Internal benchmarks for select Altair solutions showed the Hopper GPU series ran simulations up to twice as fast as its predecessor and enabled Altair solvers to achieve breakthrough run times.

“Giving customers access to Altair’s powerful software tools on our Grace CPU and Grace Hopper Superchip architectures will empower them to push boundaries of innovation and design across multiple industries,” said Tim Costa, Senior Director of CAE/EDA, Quantum, and HPC at Nvidia.

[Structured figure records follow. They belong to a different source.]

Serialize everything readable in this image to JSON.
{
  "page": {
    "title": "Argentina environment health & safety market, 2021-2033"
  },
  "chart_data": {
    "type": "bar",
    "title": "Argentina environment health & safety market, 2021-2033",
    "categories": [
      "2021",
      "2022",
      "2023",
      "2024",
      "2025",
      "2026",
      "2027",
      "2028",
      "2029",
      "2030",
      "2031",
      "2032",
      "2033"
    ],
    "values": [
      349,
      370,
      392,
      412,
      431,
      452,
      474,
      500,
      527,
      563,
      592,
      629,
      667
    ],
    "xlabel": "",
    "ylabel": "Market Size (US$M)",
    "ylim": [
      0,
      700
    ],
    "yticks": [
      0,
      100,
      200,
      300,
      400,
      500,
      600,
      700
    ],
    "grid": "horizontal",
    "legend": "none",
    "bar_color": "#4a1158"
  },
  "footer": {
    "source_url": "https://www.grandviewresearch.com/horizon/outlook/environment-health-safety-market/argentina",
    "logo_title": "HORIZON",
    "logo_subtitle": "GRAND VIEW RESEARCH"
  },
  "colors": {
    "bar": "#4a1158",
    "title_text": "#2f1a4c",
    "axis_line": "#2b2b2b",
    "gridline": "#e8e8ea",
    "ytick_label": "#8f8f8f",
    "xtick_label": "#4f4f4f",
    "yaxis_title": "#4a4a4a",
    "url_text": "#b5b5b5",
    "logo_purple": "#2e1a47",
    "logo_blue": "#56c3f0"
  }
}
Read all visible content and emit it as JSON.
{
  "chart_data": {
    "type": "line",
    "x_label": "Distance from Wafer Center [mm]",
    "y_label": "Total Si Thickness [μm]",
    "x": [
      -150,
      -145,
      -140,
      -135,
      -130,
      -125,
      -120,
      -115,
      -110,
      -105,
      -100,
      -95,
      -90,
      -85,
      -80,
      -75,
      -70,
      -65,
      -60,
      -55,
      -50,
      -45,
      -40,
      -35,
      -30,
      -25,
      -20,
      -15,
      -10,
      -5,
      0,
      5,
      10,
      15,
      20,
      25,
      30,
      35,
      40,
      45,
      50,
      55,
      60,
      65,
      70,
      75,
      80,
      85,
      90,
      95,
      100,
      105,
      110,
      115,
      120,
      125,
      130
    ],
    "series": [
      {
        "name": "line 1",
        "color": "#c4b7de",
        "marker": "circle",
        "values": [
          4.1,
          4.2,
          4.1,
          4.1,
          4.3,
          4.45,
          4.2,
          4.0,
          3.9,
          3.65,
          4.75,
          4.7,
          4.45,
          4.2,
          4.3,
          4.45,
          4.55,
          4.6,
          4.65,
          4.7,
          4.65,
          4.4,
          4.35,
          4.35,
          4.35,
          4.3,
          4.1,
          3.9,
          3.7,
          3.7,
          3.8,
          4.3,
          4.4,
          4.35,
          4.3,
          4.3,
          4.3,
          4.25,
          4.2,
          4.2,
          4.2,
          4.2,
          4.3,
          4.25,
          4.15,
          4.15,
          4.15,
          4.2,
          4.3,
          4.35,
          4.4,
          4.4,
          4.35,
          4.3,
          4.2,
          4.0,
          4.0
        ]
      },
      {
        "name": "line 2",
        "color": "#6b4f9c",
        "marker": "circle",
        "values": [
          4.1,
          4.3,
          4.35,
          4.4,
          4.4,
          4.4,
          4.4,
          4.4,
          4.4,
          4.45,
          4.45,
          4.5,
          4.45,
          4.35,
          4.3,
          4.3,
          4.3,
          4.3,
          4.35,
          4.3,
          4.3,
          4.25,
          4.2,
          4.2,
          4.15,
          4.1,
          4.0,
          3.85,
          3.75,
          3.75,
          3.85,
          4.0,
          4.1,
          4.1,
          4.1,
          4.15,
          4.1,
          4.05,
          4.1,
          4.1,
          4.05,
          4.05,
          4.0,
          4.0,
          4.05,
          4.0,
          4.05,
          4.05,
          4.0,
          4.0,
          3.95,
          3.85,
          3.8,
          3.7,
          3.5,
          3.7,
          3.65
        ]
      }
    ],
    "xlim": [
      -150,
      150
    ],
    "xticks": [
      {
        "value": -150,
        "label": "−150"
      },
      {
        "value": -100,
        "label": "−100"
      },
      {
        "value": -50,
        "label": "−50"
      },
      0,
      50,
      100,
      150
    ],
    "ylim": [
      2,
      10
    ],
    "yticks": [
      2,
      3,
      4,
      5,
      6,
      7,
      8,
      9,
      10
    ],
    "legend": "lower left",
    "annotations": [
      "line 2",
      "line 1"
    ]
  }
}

The support demonstrates Altair technology’s ability to run on alternative CPU and CPU-GPU architectures that help meet the global market’s urgent needs for energy efficiency and speed. The Grace and Grace Hopper architectures—built specifically for HPC and AI workloads— offer performance, efficiency, and scalability improvements that can transform how organizations simulate at scale in a power-constrained data center.

According to a recent internal study performed by Lenovo using OpenRadioss, NVIDIA Grace CPUs deliver up to 2.2 times higher energy efficiency for running CAE simulations compared to their reference server configuration.